Abe and Kuroda need to steer the world’s third-biggest economy through a slump in consumption that’s projected after the government raised a sales tax on April 1 to help improve the nation’s finances. While investors are focused on prospects for additional monetary easing, Kuroda indicated on April 8 that he’s not considering such a move for now.
In Washington, on April 11, during the gathering of top finance officials, Kuroda said that the central bank is “on track to achieving our 2 percent price stability goal,” adding that it would make policy adjustments if “something happens to hobble our progress.”

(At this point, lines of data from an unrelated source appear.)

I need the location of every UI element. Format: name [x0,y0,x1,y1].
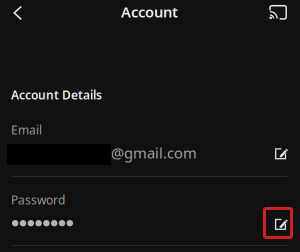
staticText: Account Details [11,87,102,103]
button[interactable]: Back [2,0,28,24]
button[interactable]: Edit email [268,140,292,164]
staticText: @gmail.com [111,143,197,162]
button[interactable]: Cast [265,1,291,23]
staticText: Email [11,122,42,138]
staticText: Account [121,2,178,22]
button[interactable]: Edit password [263,207,293,239]
staticText: Password [11,192,65,208]
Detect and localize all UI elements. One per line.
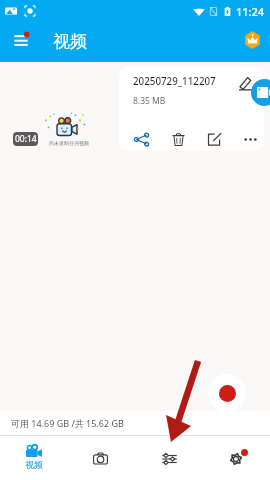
button[interactable]: VIP (239, 30, 263, 54)
button[interactable]: Camera (67, 435, 134, 480)
button[interactable]: 20250729_112207 (119, 67, 264, 151)
staticText: 11:24 (236, 4, 265, 19)
button[interactable]: Edit (200, 127, 229, 151)
button[interactable]: Delete (164, 127, 193, 151)
button[interactable]: More (236, 127, 264, 151)
staticText: 尚未录制任何视频 (49, 140, 89, 146)
button[interactable]: Record video (251, 79, 270, 106)
button[interactable]: Share (127, 127, 156, 151)
staticText: 可用 14.69 GB /共 15.62 GB (11, 417, 124, 429)
staticText: 视频 (53, 31, 87, 52)
button[interactable]: Settings (136, 435, 203, 480)
button[interactable]: 视频 (0, 435, 67, 480)
button[interactable]: Rename (238, 75, 254, 91)
button[interactable]: Menu (6, 28, 34, 56)
staticText: 20250729_112207 (133, 75, 216, 88)
staticText: 00:14 (15, 133, 37, 145)
staticText: 视频 (25, 459, 43, 470)
button[interactable]: Record (208, 374, 246, 412)
button[interactable]: Preferences (202, 435, 269, 480)
staticText: 8.35 MB (133, 95, 166, 107)
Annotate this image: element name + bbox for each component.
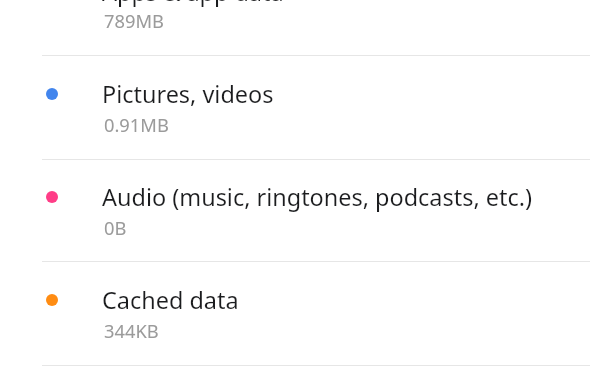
button[interactable]: Pictures, videos (0, 56, 590, 159)
staticText: 344KB (104, 318, 159, 343)
button[interactable]: Apps & app data (0, 0, 590, 55)
staticText: 789MB (104, 8, 164, 33)
staticText: 0B (104, 215, 127, 240)
staticText: Audio (music, ringtones, podcasts, etc.) (102, 181, 533, 213)
staticText: Cached data (102, 284, 239, 316)
button[interactable]: Cached data (0, 262, 590, 365)
staticText: Apps & app data (102, 0, 284, 8)
button[interactable]: Audio (music, ringtones, podcasts, etc.) (0, 160, 590, 261)
staticText: Pictures, videos (102, 78, 274, 110)
staticText: 0.91MB (104, 112, 169, 137)
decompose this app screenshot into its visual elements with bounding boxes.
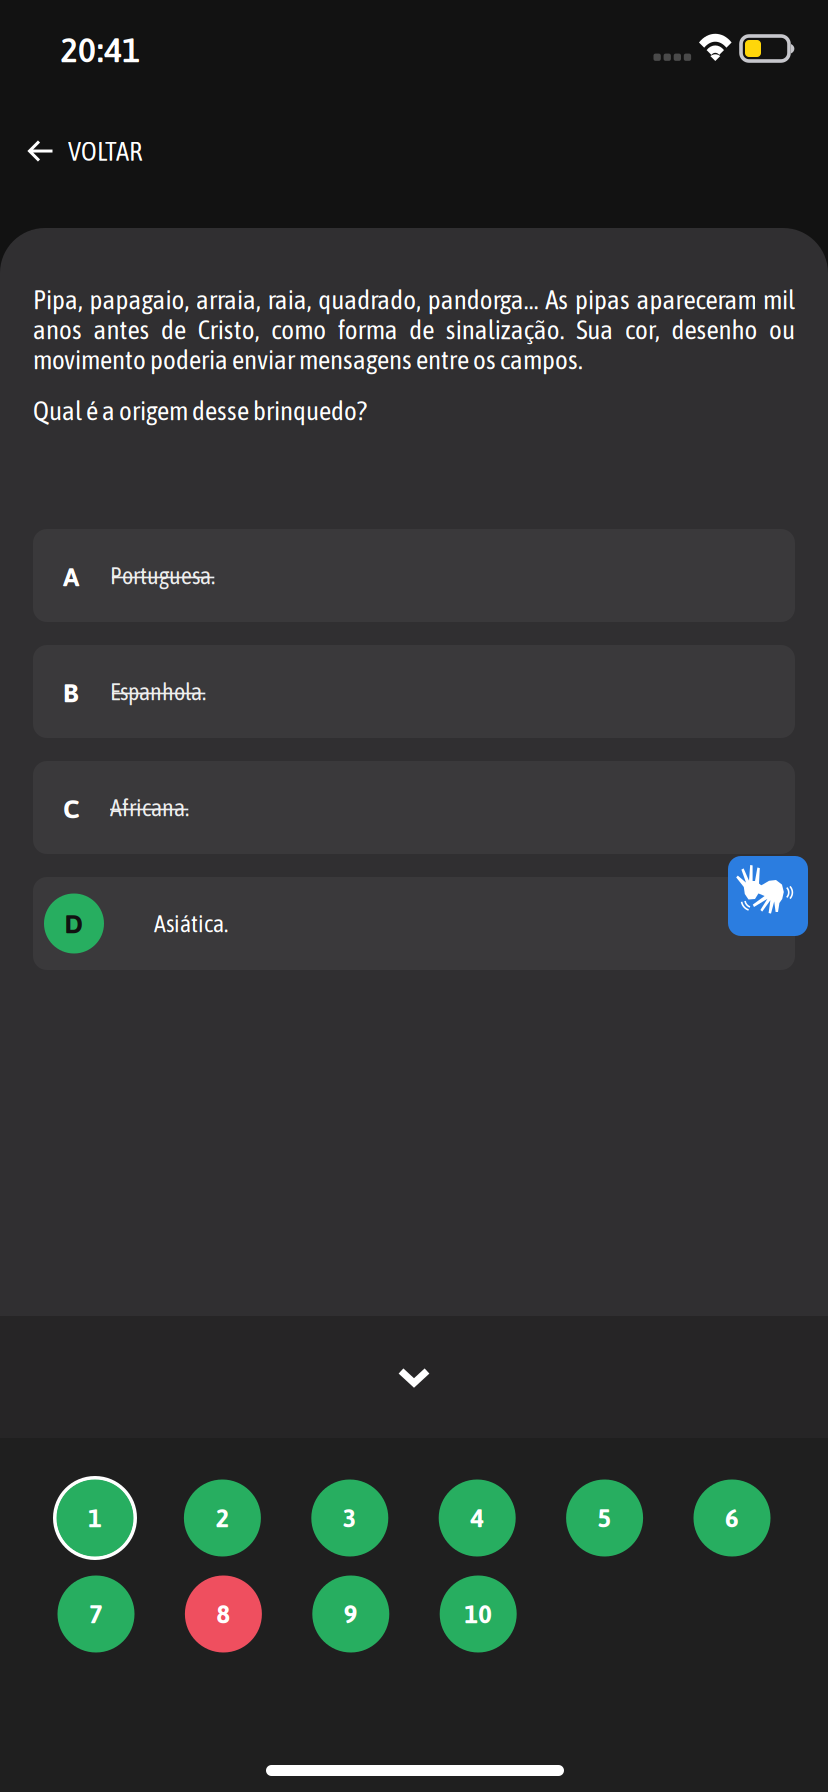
button[interactable]: 8: [183, 1574, 263, 1654]
button[interactable]: B: [33, 645, 795, 738]
button[interactable]: 10: [438, 1574, 518, 1654]
staticText: movimento poderia enviar mensagens entre…: [33, 344, 583, 375]
staticText: quadrado,: [318, 284, 421, 315]
staticText: Portuguesa.: [110, 562, 215, 589]
staticText: pipas: [575, 284, 630, 315]
staticText: raia,: [268, 284, 312, 315]
staticText: Africana.: [110, 794, 189, 821]
staticText: 5: [598, 1504, 612, 1532]
button[interactable]: VOLTAR: [28, 123, 188, 179]
staticText: como: [271, 314, 326, 345]
staticText: pandorga...: [428, 284, 539, 315]
staticText: apareceram: [636, 284, 756, 315]
staticText: forma: [338, 314, 398, 345]
staticText: Asiática.: [154, 910, 228, 937]
button[interactable]: Collapse question list: [371, 1341, 457, 1413]
staticText: Cristo,: [198, 314, 260, 345]
button[interactable]: VLibras sign language translator: [728, 856, 808, 936]
button[interactable]: C: [33, 761, 795, 854]
button[interactable]: 6: [692, 1478, 772, 1558]
button[interactable]: 1: [55, 1478, 135, 1558]
button[interactable]: 5: [565, 1478, 645, 1558]
staticText: antes: [94, 314, 150, 345]
staticText: cor,: [625, 314, 660, 345]
button[interactable]: 9: [311, 1574, 391, 1654]
staticText: Sua: [576, 314, 613, 345]
button[interactable]: 3: [310, 1478, 390, 1558]
button[interactable]: 7: [56, 1574, 136, 1654]
staticText: 6: [725, 1504, 739, 1532]
staticText: desenho: [672, 314, 758, 345]
staticText: Espanhola.: [110, 678, 206, 705]
staticText: As: [545, 284, 568, 315]
staticText: 9: [344, 1600, 358, 1628]
staticText: Pipa,: [33, 284, 83, 315]
staticText: 20:41: [60, 31, 140, 69]
staticText: mil: [763, 284, 795, 315]
button[interactable]: 2: [182, 1478, 262, 1558]
staticText: arraia,: [196, 284, 261, 315]
staticText: papagaio,: [90, 284, 190, 315]
staticText: de: [161, 314, 186, 345]
staticText: 8: [216, 1600, 230, 1628]
staticText: anos: [33, 314, 82, 345]
staticText: sinalização.: [446, 314, 565, 345]
staticText: de: [409, 314, 434, 345]
staticText: 10: [464, 1600, 492, 1628]
staticText: Qual é a origem desse brinquedo?: [33, 395, 367, 426]
staticText: ou: [769, 314, 795, 345]
staticText: 3: [343, 1504, 357, 1532]
button[interactable]: 4: [437, 1478, 517, 1558]
staticText: B: [63, 677, 79, 708]
button[interactable]: A: [33, 529, 795, 622]
staticText: A: [63, 561, 79, 592]
staticText: 1: [88, 1504, 102, 1532]
staticText: 4: [470, 1504, 484, 1532]
button[interactable]: D: [33, 877, 795, 970]
staticText: 7: [89, 1600, 103, 1628]
staticText: C: [63, 793, 80, 824]
staticText: D: [64, 908, 84, 939]
staticText: 2: [215, 1504, 229, 1532]
staticText: VOLTAR: [68, 136, 142, 166]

While Kuroda’s unprecedented stimulus helped weaken the yen 18 percent against the dollar in 2013, the Japanese currency has strengthened about 3.5 percent this year. The yen traded at 101.79 at 5:04 p.m. in Tokyo today, up 0.1 percent after the Topix index halted a seven-day slide to close 0.3 percent higher.
Abe didn’t make any requests for more monetary easing at the meeting, Chief Cabinet Secretary Yoshihide Suga told reporters today.
Kuroda and Abe had similar meetings in June and December last year. Kuroda also regularly attends certain Cabinet and government committee gatherings.
Abe’s bid to vault Japan out of more than a decade of deflation risks losing public support by spurring too much inflation too quickly. Businesses from Suntory Beverage and Food Ltd. to beef bowl chain Yoshinoya Holdings Co. have raised prices more than the 3-percentage-point increase in the consumption levy.
The tax hike is set to spur a contraction this quarter before a return to growth in the July-September period. A survey of economists ahead of last week’s BOJ meeting showed 72 percent forecasting extra easing would happen before or during July.